717. Requesting the Holy Spirit to Show Up

It’s commonplace within a gathering of believers to invite God into our presence or seek some sort of special visitation from His Spirit. As we gain a more complete knowledge of the truth, we discover there is good news on this subject: He never leaves us! He doesn’t depart, withdraw or spontaneously come and go.

In fact, we were invited into His presence and He is there to comfort and bear witness of Jesus in whom we abide. He began a good work in us and He will be faithful to complete it.

Download  GIGBite  YouTube

Get the book


  1. Right on... except for one little thing...Philippians 2:13, look into it- "His" is not specifically there.
    It's not "His good pleasure" but rather a little clearer translation/understanding I believe is "it is God who works in you both to will and to do for good pleasure." It can and does include YOUR good pleasure, because God puts the desire in us for what pleases us! That's beyond the scope of GiG I realize, but just putting that out there because when I found that out, I think it really changed my perspective on so much! Its more "sanctified" (in church-ianity speak) to think God is working to make us do what makes Him happy, but in reality God is interested in seeing US pleased and happy! Now that's love. If anyone has a problem with that, consider this- do you want your children to do what makes YOU happy, or what makes THEM happy?
    Blessings, thanks for what you do, guys <3

    1. It would be interesting to know how to truly interpret the Greek language, and not just the individual words but cases in which certain meaning is implied or indicated from the use of other words in a sentence. I've heard of things like this, but I don't know what it's called or how to research it. But what I'm getting at is that I looked up this verse at Bible Hub, and almost every single version (28 out of the 29 versions), it has the word "his" in the part of the verse that you are talking about.

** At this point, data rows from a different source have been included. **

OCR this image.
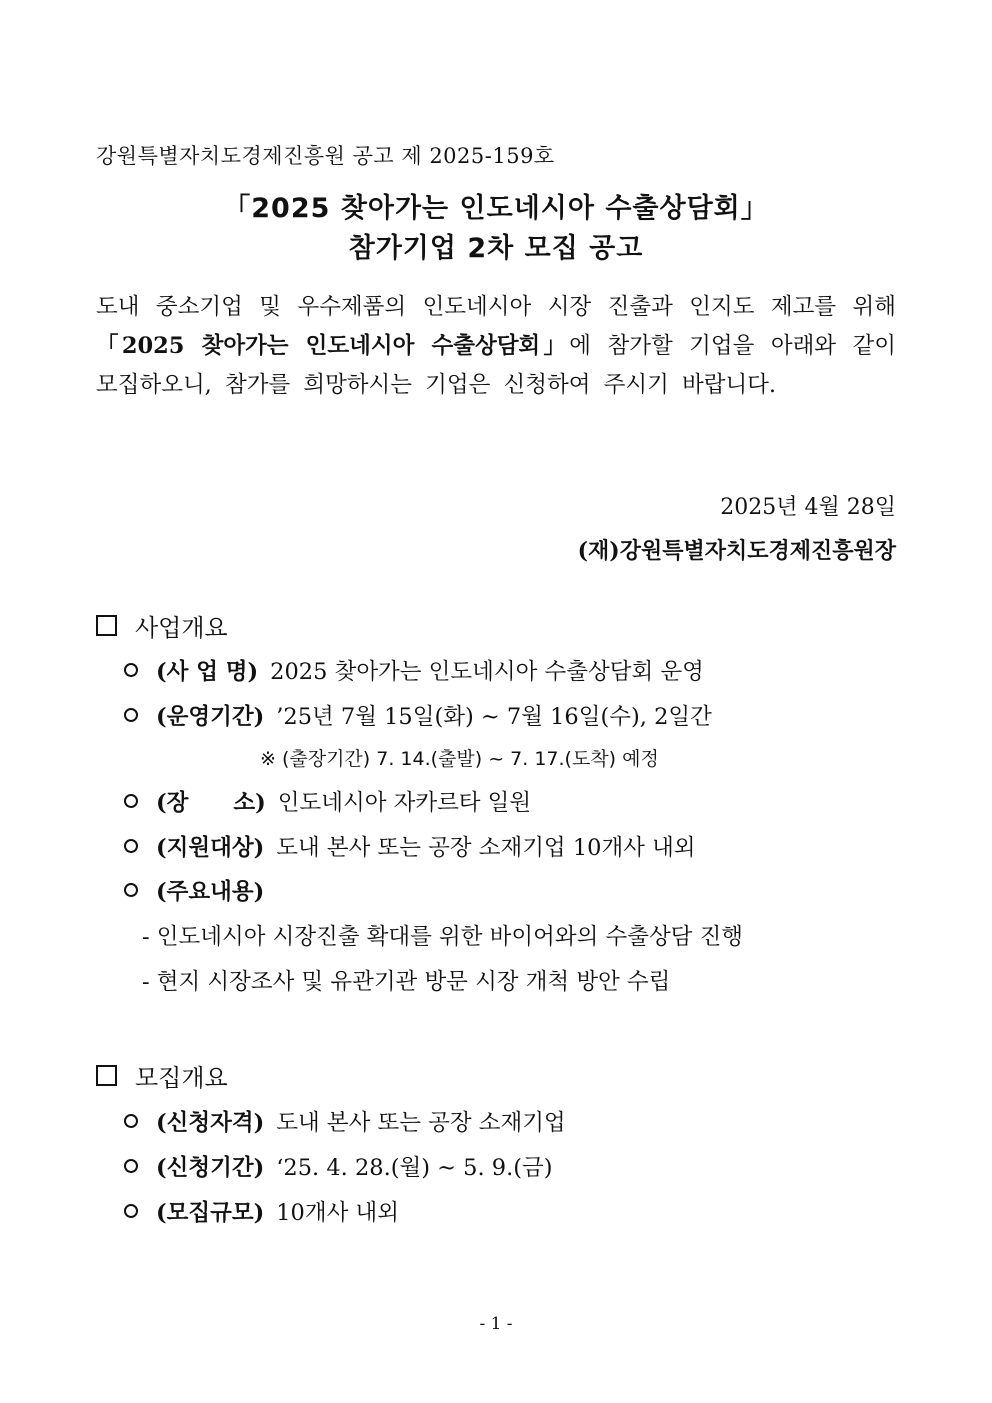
강원특별자치도경제진흥원 공고 제 2025-159호
「2025 찾아가는 인도네시아 수출상담회」
참가기업 2차 모집 공고
도내 중소기업 및 우수제품의 인도네시아 시장 진출과 인지도 제고를 위해 「2025 찾아가는 인도네시아 수출상담회」에 참가할 기업을 아래와 같이 모집하오니, 참가를 희망하시는 기업은 신청하여 주시기 바랍니다.
2025년 4월 28일
(재)강원특별자치도경제진흥원장
사업개요
(사 업 명) 2025 찾아가는 인도네시아 수출상담회 운영
(운영기간) ’25년 7월 15일(화) ~ 7월 16일(수), 2일간
※ (출장기간) 7. 14.(출발) ~ 7. 17.(도착) 예정
(장　　소) 인도네시아 자카르타 일원
(지원대상) 도내 본사 또는 공장 소재기업 10개사 내외
(주요내용)
- 인도네시아 시장진출 확대를 위한 바이어와의 수출상담 진행
- 현지 시장조사 및 유관기관 방문 시장 개척 방안 수립
모집개요
(신청자격) 도내 본사 또는 공장 소재기업
(신청기간) ‘25. 4. 28.(월) ~ 5. 9.(금)
(모집규모) 10개사 내외
- 1 -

      You could very well be correct, but when that many translations add the word to their English translation of the sentence, it causes me to think that there is something in the original Greek that implied that that is the meaning of the verse.

      Again, I don't know for sure, but with limited information and knowledge, I can't really make a good judgment, and at this time I'm still more likely to go with what the majority of translations say.